Single by Shakin' Stevens

from the album Shaky
- B-side: "Baby You're a Child"
- Released: 24 April 1981
- Recorded: 1980
- Studio: Eden Studios, London
- Genre: Rock and roll
- Length: 2:40
- Label: Epic
- Songwriter: Ronnie Harwood
- Producer: Stuart Colman

Shakin' Stevens singles chronology
| "This Ole House" (1981) | "You Drive Me Crazy" (1981) | "Green Door" (1981) |

= You Drive Me Crazy =

1981 single by Shakin' Stevens

"You Drive Me Crazy" is a song by Welsh rock and roll singer Shakin' Stevens, released in April 1981 from his album Shaky.
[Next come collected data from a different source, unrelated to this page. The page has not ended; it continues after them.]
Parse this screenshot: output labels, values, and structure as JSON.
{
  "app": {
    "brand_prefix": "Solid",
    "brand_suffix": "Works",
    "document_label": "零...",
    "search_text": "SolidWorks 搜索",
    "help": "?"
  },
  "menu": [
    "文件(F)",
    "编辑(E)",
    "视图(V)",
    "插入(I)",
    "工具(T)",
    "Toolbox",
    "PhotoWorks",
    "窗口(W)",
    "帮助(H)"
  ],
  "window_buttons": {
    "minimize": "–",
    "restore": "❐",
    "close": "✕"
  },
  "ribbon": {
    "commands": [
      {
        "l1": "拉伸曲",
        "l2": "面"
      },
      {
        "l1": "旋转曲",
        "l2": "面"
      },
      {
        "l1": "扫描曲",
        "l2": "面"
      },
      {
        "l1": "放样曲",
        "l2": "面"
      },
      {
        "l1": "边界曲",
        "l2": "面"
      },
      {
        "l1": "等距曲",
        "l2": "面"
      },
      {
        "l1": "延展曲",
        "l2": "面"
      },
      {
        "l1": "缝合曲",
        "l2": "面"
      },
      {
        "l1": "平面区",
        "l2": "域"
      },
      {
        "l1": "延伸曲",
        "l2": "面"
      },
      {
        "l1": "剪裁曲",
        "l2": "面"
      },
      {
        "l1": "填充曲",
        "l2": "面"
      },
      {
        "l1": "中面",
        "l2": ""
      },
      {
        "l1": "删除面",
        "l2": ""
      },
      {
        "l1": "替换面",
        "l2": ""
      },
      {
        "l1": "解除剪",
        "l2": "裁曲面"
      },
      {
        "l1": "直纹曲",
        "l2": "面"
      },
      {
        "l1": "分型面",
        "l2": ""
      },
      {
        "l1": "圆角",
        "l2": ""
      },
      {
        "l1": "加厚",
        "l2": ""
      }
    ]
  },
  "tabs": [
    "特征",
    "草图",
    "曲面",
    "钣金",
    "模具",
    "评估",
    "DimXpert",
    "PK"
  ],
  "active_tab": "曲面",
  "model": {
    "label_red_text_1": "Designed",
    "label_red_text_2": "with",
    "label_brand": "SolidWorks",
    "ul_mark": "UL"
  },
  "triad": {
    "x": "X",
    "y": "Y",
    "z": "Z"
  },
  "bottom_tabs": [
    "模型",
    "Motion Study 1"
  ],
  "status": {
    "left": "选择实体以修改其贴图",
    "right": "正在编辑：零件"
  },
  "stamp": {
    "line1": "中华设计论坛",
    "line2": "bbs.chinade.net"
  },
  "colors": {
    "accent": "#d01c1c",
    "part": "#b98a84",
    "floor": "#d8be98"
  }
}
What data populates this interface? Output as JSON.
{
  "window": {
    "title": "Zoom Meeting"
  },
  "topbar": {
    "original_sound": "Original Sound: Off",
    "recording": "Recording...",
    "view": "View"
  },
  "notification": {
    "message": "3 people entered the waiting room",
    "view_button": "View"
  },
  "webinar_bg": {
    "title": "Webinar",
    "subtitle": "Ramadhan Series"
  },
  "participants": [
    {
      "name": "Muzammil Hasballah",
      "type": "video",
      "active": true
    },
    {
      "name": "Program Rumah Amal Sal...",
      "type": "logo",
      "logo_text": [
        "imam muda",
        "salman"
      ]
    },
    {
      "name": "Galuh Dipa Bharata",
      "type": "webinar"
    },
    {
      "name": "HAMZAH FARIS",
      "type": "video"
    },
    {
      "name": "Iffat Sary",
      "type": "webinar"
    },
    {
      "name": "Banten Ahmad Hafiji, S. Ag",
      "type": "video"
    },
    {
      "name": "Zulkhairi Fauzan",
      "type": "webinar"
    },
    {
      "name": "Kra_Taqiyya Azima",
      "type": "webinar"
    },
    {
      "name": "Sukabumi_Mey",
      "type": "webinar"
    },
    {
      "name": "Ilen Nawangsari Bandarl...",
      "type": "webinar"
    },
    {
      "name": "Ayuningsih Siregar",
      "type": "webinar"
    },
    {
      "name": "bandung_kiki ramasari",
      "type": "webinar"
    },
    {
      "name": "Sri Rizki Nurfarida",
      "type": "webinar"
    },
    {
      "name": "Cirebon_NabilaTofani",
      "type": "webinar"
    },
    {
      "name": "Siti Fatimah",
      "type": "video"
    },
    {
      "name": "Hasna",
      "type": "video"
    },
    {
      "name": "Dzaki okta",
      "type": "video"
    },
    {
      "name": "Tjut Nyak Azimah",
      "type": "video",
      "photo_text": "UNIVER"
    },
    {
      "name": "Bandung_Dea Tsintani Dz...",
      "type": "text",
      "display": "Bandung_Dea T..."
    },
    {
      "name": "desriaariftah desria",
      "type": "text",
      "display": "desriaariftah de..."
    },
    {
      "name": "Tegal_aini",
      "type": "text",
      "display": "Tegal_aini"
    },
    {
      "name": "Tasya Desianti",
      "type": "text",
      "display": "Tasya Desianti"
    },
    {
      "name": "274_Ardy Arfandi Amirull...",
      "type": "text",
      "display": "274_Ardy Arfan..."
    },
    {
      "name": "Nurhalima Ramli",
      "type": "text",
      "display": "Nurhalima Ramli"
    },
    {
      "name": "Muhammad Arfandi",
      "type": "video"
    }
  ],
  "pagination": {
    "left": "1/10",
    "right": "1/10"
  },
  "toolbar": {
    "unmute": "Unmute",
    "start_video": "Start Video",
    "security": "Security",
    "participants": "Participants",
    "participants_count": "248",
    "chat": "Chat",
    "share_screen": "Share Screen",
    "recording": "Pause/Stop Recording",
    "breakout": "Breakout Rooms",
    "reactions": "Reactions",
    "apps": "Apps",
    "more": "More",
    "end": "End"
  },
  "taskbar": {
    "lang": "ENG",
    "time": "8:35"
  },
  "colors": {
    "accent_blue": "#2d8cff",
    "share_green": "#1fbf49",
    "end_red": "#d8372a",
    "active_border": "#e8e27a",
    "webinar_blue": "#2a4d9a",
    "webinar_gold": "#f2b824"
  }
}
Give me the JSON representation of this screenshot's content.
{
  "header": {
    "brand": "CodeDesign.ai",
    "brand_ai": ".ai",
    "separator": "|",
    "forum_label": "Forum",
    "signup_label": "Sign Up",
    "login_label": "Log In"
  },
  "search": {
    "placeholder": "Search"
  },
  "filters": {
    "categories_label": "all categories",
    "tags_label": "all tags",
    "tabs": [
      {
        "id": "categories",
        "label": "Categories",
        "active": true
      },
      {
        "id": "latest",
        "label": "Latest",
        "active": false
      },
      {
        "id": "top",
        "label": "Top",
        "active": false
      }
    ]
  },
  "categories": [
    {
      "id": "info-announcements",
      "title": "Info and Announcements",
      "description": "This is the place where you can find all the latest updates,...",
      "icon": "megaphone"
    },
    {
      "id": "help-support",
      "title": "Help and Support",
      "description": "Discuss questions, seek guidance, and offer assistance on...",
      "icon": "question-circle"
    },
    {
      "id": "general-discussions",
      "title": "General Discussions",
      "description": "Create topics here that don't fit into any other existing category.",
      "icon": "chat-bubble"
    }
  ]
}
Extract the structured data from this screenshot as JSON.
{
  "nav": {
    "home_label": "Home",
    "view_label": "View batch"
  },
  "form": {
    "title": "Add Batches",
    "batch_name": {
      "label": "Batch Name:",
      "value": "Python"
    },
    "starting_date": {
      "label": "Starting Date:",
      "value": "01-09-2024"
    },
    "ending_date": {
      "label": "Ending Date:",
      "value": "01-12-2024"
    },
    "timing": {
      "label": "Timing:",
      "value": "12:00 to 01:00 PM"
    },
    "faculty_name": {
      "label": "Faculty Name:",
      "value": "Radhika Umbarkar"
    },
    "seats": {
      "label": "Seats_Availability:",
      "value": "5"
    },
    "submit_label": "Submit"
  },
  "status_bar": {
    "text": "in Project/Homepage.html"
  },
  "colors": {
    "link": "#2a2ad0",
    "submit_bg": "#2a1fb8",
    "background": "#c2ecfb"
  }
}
It peaked at number 2 on the UK Singles Chart for four weeks behind Adam and the Ants' "Stand and Deliver".

==Charts==

=== Weekly charts ===

| Chart (1981) | Peak position |
|---|---|
| Australia (Kent Music Report) | 1 |
| Austria (Ö3 Austria Top 40) | 6 |
| Belgium (Ultratop 50 Flanders) | 4 |
| Denmark (Tracklisten) | 1 |
| Finland (Suomen virallinen lista) | 10 |
| France (IFOP) | 9 |
| Ireland (IRMA) | 1 |
| Israel (IBA) | 5 |
| Netherlands (Dutch Top 40) | 4 |
| Netherlands (Single Top 100) | 5 |
| New Zealand (Recorded Music NZ) | 2 |
| South Africa (Springbok Radio) | 3 |
| Sweden (Sverigetopplistan) | 9 |
| Switzerland (Schweizer Hitparade) | 4 |
| UK Singles (OCC) | 2 |
| West Germany (GfK) | 6 |

=== Year-end charts ===

| Chart (1981) | Position |
|---|---|
| Australia (Kent Music Report) | 19 |
| Belgium (Ultratop) | 44 |
| Denmark (Hitlisten) | 3 |
| Netherlands (Dutch Top 40) | 62 |
| Netherlands (Single Top 100) | 81 |
| New Zealand (RIANZ) | 26 |
| UK Singles (OCC) | 10 |
| West Germany (Media Control) | 21 |

==Certifications and sales==

| Region | Certification | Certified units/sales |
| Australia (ARIA) | Gold | 50,000^{^} |
| United Kingdom (BPI) | Gold | 500,000^{^} |
^{^} Shipments figures based on certification alone.